Sementara itu di lain pihak aku lihat mbak Nadia hanya diam mematung dengan mata yang berkaca kaca.. Sedangkan bang David sendiri Aku lihat sudah banjir air matanya yang sedari tadi mengalir.. Ni orang meski pun galak hatinya melankolis.. Jadi gampang trenyuh kalau lihat sesuatu yang menyentuh..

Quote:


Saat sampai di rumah Mbak Andini, jenazah pak Joyo telah selesai di mandi kan serta di kafani.. Jenazah pun langsung dimasukkan ke dalam keranda untuk di sholat kan ke masjid terdekat..

Karena sudah terbiasa di rumah, aku pun ikut mengantar jenazah pak Joyo.. Namun kali ini aku tak ikut memanggul karena sudah terlalu banyak orang yang siap untuk memanggul almarhum secara bergantian.. Aku hanya berjalan mengikuti nya dari belakang bersama bang David..

Bau harum wangi kesturi begitu menusuk hidungku selama perjalanan menuju ke masjid terdekat.. Aku pun penasaran apa yang dilakukan almarhum semasa hidup.. Setelah bertanya ke tetangga terdekat tentang pekerjaan almarhum semasa hidup, aku pun sangat takjub dan iri dengan beliau..
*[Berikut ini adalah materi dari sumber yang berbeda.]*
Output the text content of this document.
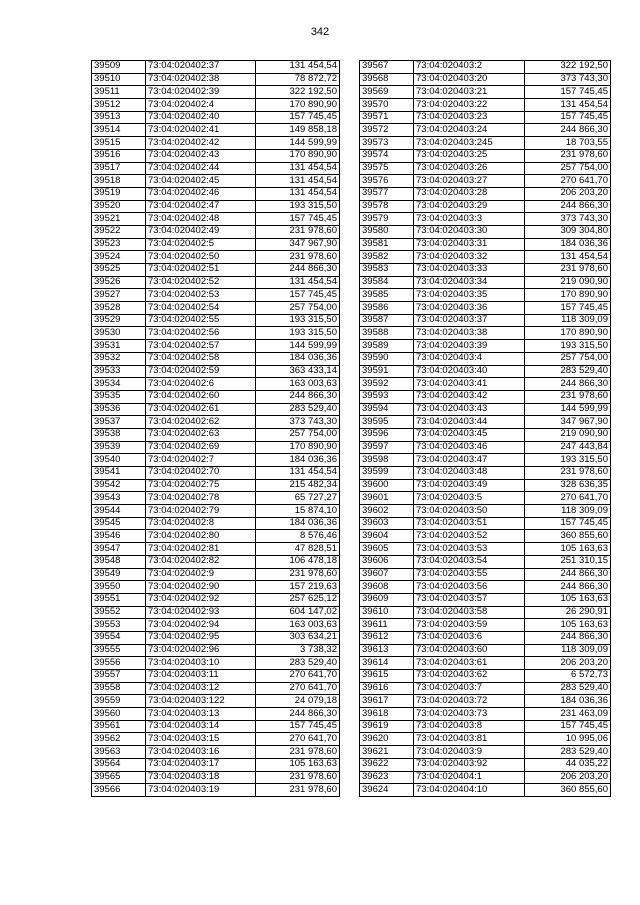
342
39509	73:04:020402:37	131 454,54
39510	73:04:020402:38	78 872,72
39511	73:04:020402:39	322 192,50
39512	73:04:020402:4	170 890,90
39513	73:04:020402:40	157 745,45
39514	73:04:020402:41	149 858,18
39515	73:04:020402:42	144 599,99
39516	73:04:020402:43	170 890,90
39517	73:04:020402:44	131 454,54
39518	73:04:020402:45	131 454,54
39519	73:04:020402:46	131 454,54
39520	73:04:020402:47	193 315,50
39521	73:04:020402:48	157 745,45
39522	73:04:020402:49	231 978,60
39523	73:04:020402:5	347 967,90
39524	73:04:020402:50	231 978,60
39525	73:04:020402:51	244 866,30
39526	73:04:020402:52	131 454,54
39527	73:04:020402:53	157 745,45
39528	73:04:020402:54	257 754,00
39529	73:04:020402:55	193 315,50
39530	73:04:020402:56	193 315,50
39531	73:04:020402:57	144 599,99
39532	73:04:020402:58	184 036,36
39533	73:04:020402:59	363 433,14
39534	73:04:020402:6	163 003,63
39535	73:04:020402:60	244 866,30
39536	73:04:020402:61	283 529,40
39537	73:04:020402:62	373 743,30
39538	73:04:020402:63	257 754,00
39539	73:04:020402:69	170 890,90
39540	73:04:020402:7	184 036,36
39541	73:04:020402:70	131 454,54
39542	73:04:020402:75	215 482,34
39543	73:04:020402:78	65 727,27
39544	73:04:020402:79	15 874,10
39545	73:04:020402:8	184 036,36
39546	73:04:020402:80	8 576,46
39547	73:04:020402:81	47 828,51
39548	73:04:020402:82	106 478,18
39549	73:04:020402:9	231 978,60
39550	73:04:020402:90	157 219,63
39551	73:04:020402:92	257 625,12
39552	73:04:020402:93	604 147,02
39553	73:04:020402:94	163 003,63
39554	73:04:020402:95	303 634,21
39555	73:04:020402:96	3 738,32
39556	73:04:020403:10	283 529,40
39557	73:04:020403:11	270 641,70
39558	73:04:020403:12	270 641,70
39559	73:04:020403:122	24 079,18
39560	73:04:020403:13	244 866,30
39561	73:04:020403:14	157 745,45
39562	73:04:020403:15	270 641,70
39563	73:04:020403:16	231 978,60
39564	73:04:020403:17	105 163,63
39565	73:04:020403:18	231 978,60
39566	73:04:020403:19	231 978,60
39567	73:04:020403:2	322 192,50
39568	73:04:020403:20	373 743,30
39569	73:04:020403:21	157 745,45
39570	73:04:020403:22	131 454,54
39571	73:04:020403:23	157 745,45
39572	73:04:020403:24	244 866,30
39573	73:04:020403:245	18 703,55
39574	73:04:020403:25	231 978,60
39575	73:04:020403:26	257 754,00
39576	73:04:020403:27	270 641,70
39577	73:04:020403:28	206 203,20
39578	73:04:020403:29	244 866,30
39579	73:04:020403:3	373 743,30
39580	73:04:020403:30	309 304,80
39581	73:04:020403:31	184 036,36
39582	73:04:020403:32	131 454,54
39583	73:04:020403:33	231 978,60
39584	73:04:020403:34	219 090,90
39585	73:04:020403:35	170 890,90
39586	73:04:020403:36	157 745,45
39587	73:04:020403:37	118 309,09
39588	73:04:020403:38	170 890,90
39589	73:04:020403:39	193 315,50
39590	73:04:020403:4	257 754,00
39591	73:04:020403:40	283 529,40
39592	73:04:020403:41	244 866,30
39593	73:04:020403:42	231 978,60
39594	73:04:020403:43	144 599,99
39595	73:04:020403:44	347 967,90
39596	73:04:020403:45	219 090,90
39597	73:04:020403:46	247 443,84
39598	73:04:020403:47	193 315,50
39599	73:04:020403:48	231 978,60
39600	73:04:020403:49	328 636,35
39601	73:04:020403:5	270 641,70
39602	73:04:020403:50	118 309,09
39603	73:04:020403:51	157 745,45
39604	73:04:020403:52	360 855,60
39605	73:04:020403:53	105 163,63
39606	73:04:020403:54	251 310,15
39607	73:04:020403:55	244 866,30
39608	73:04:020403:56	244 866,30
39609	73:04:020403:57	105 163,63
39610	73:04:020403:58	26 290,91
39611	73:04:020403:59	105 163,63
39612	73:04:020403:6	244 866,30
39613	73:04:020403:60	118 309,09
39614	73:04:020403:61	206 203,20
39615	73:04:020403:62	6 572,73
39616	73:04:020403:7	283 529,40
39617	73:04:020403:72	184 036,36
39618	73:04:020403:73	231 463,09
39619	73:04:020403:8	157 745,45
39620	73:04:020403:81	10 995,06
39621	73:04:020403:9	283 529,40
39622	73:04:020403:92	44 035,22
39623	73:04:020404:1	206 203,20
39624	73:04:020404:10	360 855,60
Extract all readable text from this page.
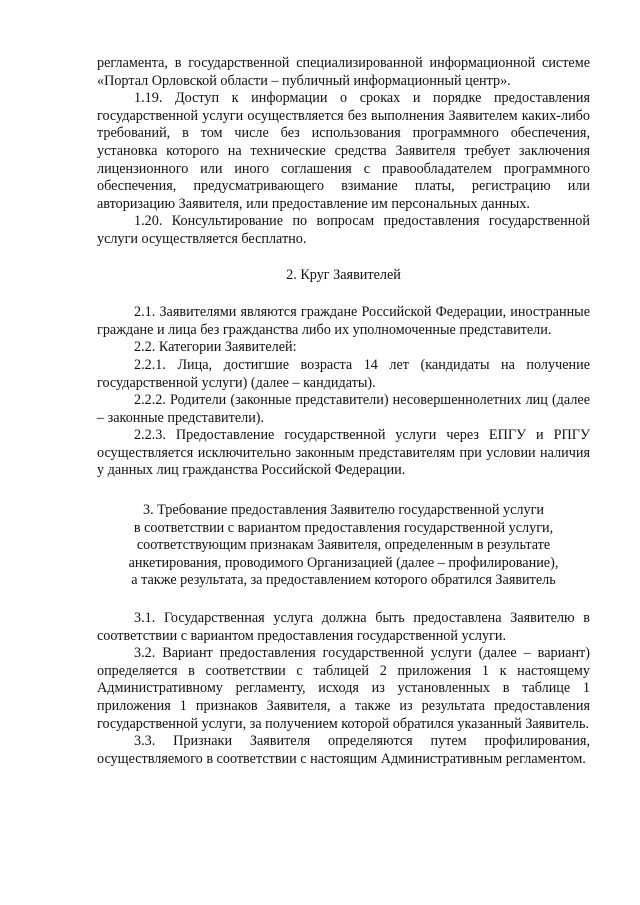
регламента, в государственной специализированной информационной системе «Портал Орловской области – публичный информационный центр».

1.19. Доступ к информации о сроках и порядке предоставления государственной услуги осуществляется без выполнения Заявителем каких-либо требований, в том числе без использования программного обеспечения, установка которого на технические средства Заявителя требует заключения лицензионного или иного соглашения с правообладателем программного обеспечения, предусматривающего взимание платы, регистрацию или авторизацию Заявителя, или предоставление им персональных данных.

1.20. Консультирование по вопросам предоставления государственной услуги осуществляется бесплатно.

2. Круг Заявителей

2.1. Заявителями являются граждане Российской Федерации, иностранные граждане и лица без гражданства либо их уполномоченные представители.

2.2. Категории Заявителей:

2.2.1. Лица, достигшие возраста 14 лет (кандидаты на получение государственной услуги) (далее – кандидаты).

2.2.2. Родители (законные представители) несовершеннолетних лиц (далее – законные представители).

2.2.3. Предоставление государственной услуги через ЕПГУ и РПГУ осуществляется исключительно законным представителям при условии наличия у данных лиц гражданства Российской Федерации.

3. Требование предоставления Заявителю государственной услуги

в соответствии с вариантом предоставления государственной услуги,

соответствующим признакам Заявителя, определенным в результате

анкетирования, проводимого Организацией (далее – профилирование),

а также результата, за предоставлением которого обратился Заявитель

3.1. Государственная услуга должна быть предоставлена Заявителю в соответствии с вариантом предоставления государственной услуги.

3.2. Вариант предоставления государственной услуги (далее – вариант) определяется в соответствии с таблицей 2 приложения 1 к настоящему Административному регламенту, исходя из установленных в таблице 1 приложения 1 признаков Заявителя, а также из результата предоставления государственной услуги, за получением которой обратился указанный Заявитель.

3.3. Признаки Заявителя определяются путем профилирования, осуществляемого в соответствии с настоящим Административным регламентом.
Almarhum ini rupanya ketua rw di lingkungan rumahnya tinggal.. Selain itu beliau ini dalah seorang kontraktor yang sangat jujur dalam bekerja.. Beliau sering terlibat dalam proyek proyek pembangunan jembatan yang ada di Kecamatan tempat dia tinggal.. Beliau juga tidak pernah meninggalkan yang namanya jamaah di masjid.. Di samping itu beliau juga sering menyumbang untuk pembangunan masjid dan mushola di sekitar rumahnya.. Kalo sudah begini, aku pun tak heran kalo ribuan malaikat saat ini juga ikut berdzikir serta mendoakan nya..

Setelah selesai di sholat kan, jenazah almarhum pak Joyo pun langsung dibawa ke pemakaman terdekat.. Maklum, jenazah beliau sudah menginap semalam.. Sementara menurut sunah Rasul, jenazah seorang muslim tidak boleh dibiarkan terlalu lama,, harus segera dikubur..

Tukang gali kubur yang menggali lubang untuk di tempat i jenazah pak Joyo juga heran dengan keanehan yang mereka rasakan.. Tanah yang biasanya keras saat musim kemarau, entah kenapa seperti bubur saat di gali untuk Liang lahat milik pak Joyo..

Quote:


Setelah jenazah selesai di semayamkan, aku dan para pelayat pun kembali ke rumah masing-masing.. Ntah kenapa area makam siang itu sangat bersahabat.. Meski banyak makhluk tak kasat mata yang berlalu lalang, tak tampak sama sekali permusuhan di mata mereka..

Nadia pun sepertinya merasakan seperti halnya apa yang ku rasakan.. Biasanya kalo di sekitar makam, akan banyak sekali makhluk halus yang iseng atau sekedar menampakkan wujud nya untuk mengganggu manusia.. Tapi tidak untuk hari ini.. Sepertinya Yang Di Atas benar-benar melimpahkan rahmat dan karunia Nya ke almarhum Pak Joyo.. Sampai sampai makhluk tak kasat mata pun menghormati pemakaman almarhum..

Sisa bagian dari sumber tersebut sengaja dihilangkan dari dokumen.